Он спокойно стоял возле нее, он не сжимал ее в объятиях, он удерживал дыхание, на него снизошло какое-то необъятное умиротворение. Он проник щекой к ее волосам и пристально глядел на вывеску книжной лавки на противоположной стороне улицы — «Сокровища эпохи», раздумывая про себя, чего больше в этой лавке: сокровищ или хлама. Он сам удивился, что в эту столь бесценную минуту способен думать о подобной ерунде. У него было такое ощущение, будто ему вдруг, наконец, удалось решить какую-то очень важную задачу.
— Симон! И давно вы здесь? — спросила Поль. — Вы, должно быть, промокли до нитки!

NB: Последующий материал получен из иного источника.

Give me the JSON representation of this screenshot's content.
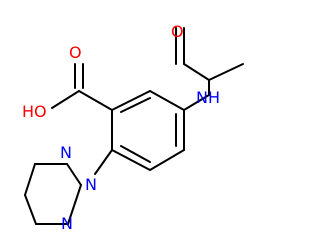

Она вдыхала запах его пиджака из твида, его шеи, и ей уже не хотелось двигаться. Он возвратился, и она почувствовала внезапное облегчение, словно избавилась от беды.
— Знаете, я совсем не могу без вас жить, — сказал Симон. — Все это время я провел как в пустоте. Не то что скучно, а просто меня нет. А вы?

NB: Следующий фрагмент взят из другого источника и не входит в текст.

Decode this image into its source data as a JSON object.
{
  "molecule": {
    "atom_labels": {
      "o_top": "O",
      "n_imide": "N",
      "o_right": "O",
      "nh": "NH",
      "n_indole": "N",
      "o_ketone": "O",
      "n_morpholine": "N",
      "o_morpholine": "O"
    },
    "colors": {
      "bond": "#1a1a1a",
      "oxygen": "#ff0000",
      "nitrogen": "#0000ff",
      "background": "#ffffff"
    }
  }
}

— Я? — повторила Поль. — Ну, в Париже, как вам известно, в это время года мало веселого. — Она старалась придать их разговору самый естественный характер. — Я осматривала новую коллекцию, словом, вела себя, как полагается настоящей деловой женщине; встретилась с двумя американками. Возможно, придется побывать в Нью-Йорке.
В то же самое время она понимала, что бессмысленно продолжать такой разговор в объятиях этого мальчика, стоя под дождем, как стоят потерявшие разум любовники, но не могла пошевелиться. Губы Симона нежно касались ее виска, волос, щек, словно расставляя паузы между ее фразами. Она замолчала, еще крепче прижалась лбом к его плечу.

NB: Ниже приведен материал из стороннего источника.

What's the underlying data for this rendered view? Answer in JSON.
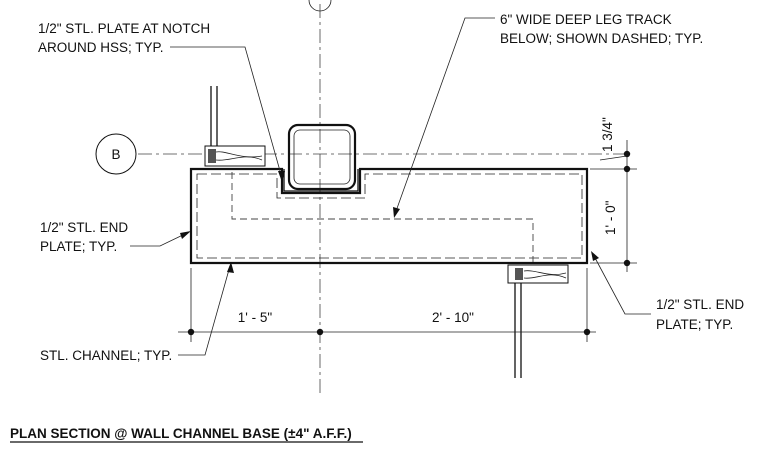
{
  "notes": {
    "plate_notch": [
      "1/2\" STL. PLATE AT NOTCH",
      "AROUND HSS; TYP."
    ],
    "leg_track": [
      "6\" WIDE DEEP LEG TRACK",
      "BELOW; SHOWN DASHED; TYP."
    ],
    "end_plate_left": [
      "1/2\" STL. END",
      "PLATE; TYP."
    ],
    "end_plate_right": [
      "1/2\" STL. END",
      "PLATE; TYP."
    ],
    "channel": "STL. CHANNEL; TYP."
  },
  "grid_bubble": "B",
  "dimensions": {
    "notch_depth": "1 3/4\"",
    "depth": "1' - 0\"",
    "left_span": "1' - 5\"",
    "right_span": "2' - 10\""
  },
  "title": "PLAN SECTION @ WALL CHANNEL BASE (±4\" A.F.F.)"
}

— А Вам хочется поехать в Нью-Йорк? — услышала она над собой голос Симона.
Когда он говорил, она чувствовала виском, как ходит его челюсть. Ей захотелось расхохотаться вслух, как школьнице.
— Соединенные Штаты — это наверняка интересно, А как по-вашему? Я там никогда еще не была.
— И я тоже, — отозвался Симон — Мама возмущается, но сама терпеть не может путешествовать!
Он мог бы так стоять и часами говорить с Поль о своей матери, о путешествиях, об Америке и о России. Ему приходили в голову сотни общеизвестных истин, сотни тем для спокойных и непринужденных бесед. Он уже не собирался ни потрясать ее воображение, ни обольщать ее. Ему было просто хорошо, он чувствовал себя одновременно и очень уверенным в себе, и каким-то незащищенным. Следовало бы увести Поль к ней домой, чтобы на свободе целовать ее, но он не осмеливался разжать объятия.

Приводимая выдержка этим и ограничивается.